Anyway…..Marta Silver, aka “Extra Grandma” is coming to visit me. She’s here from Pennsylvania for the Sunstone Symposium, which I’m dying to attend. But I have work, so she’s not only flying all the way from PA, she’s driving down south to go to church with me. So I cleaned out the fridge yesterday (Bill will not throw food out; and he eats a lot of stuff I wouldn’t touch—too old. I say, “you eat it and if you don’t die, I might have some.” We take turns cooking, without rhyme reason, it’s more my turn than his; and cleaning up. When I clean up, I go through and organize quickly and throw stuff out and make room. He puts big bowls of mashed potatoes on top of all the salsa and pickle jars on the top shelf and shoves the new stuff on shelves in front of old stuff. well, that’s another post, too.). And we’re cooking steak for Marta. I set them out last night. One pack rib-eye; one pack T-bone.
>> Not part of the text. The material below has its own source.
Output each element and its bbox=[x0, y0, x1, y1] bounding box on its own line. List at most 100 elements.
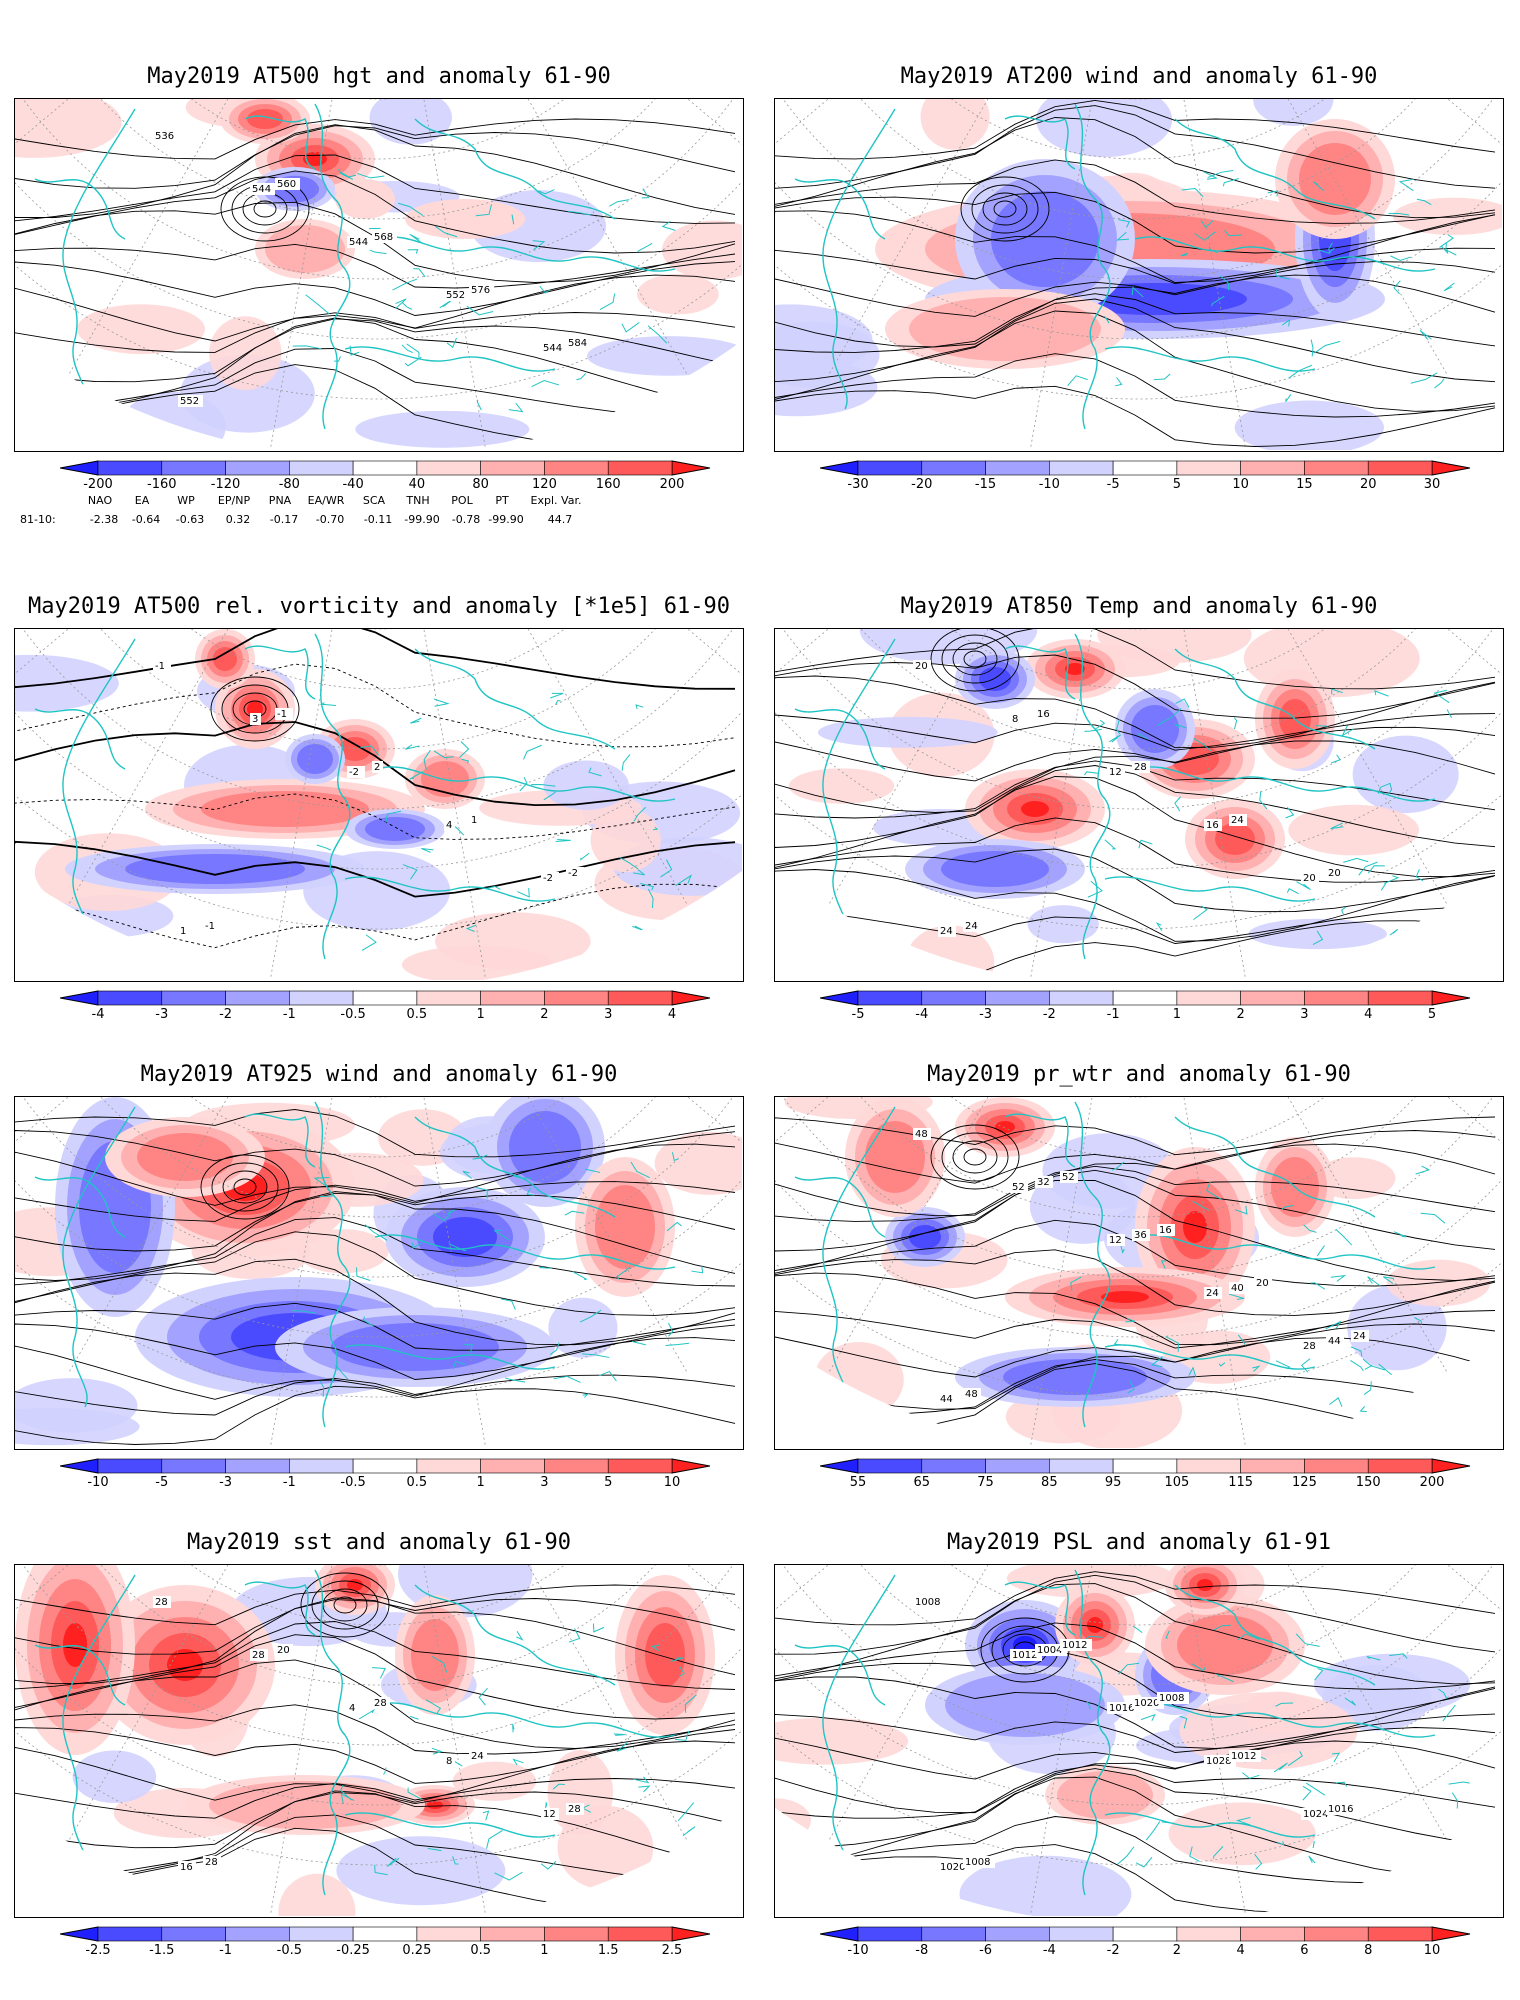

This morning, as he’s fussing around and I’m bleary-eyed on the couch, he comes in and tells me, “I’ll get those steaks out tonight.”
“I did it.” He stops short, pauses, considers if he wants to argue about this and says, “what did you put out?” I tell him. And we have a little nice discussion about steak. I’m determined on this one. I’m having a rib-eye.
The good thing about this is that this type of interaction no longer ends up as grounds for divorce. This is due in part, I’m convinced, because I have a good gynecologist who finally got my hormones balance. And part, is the wake-up call Bill got when I moved out. So, when Marta comes, there will be light, and cool and rib-eye steaks.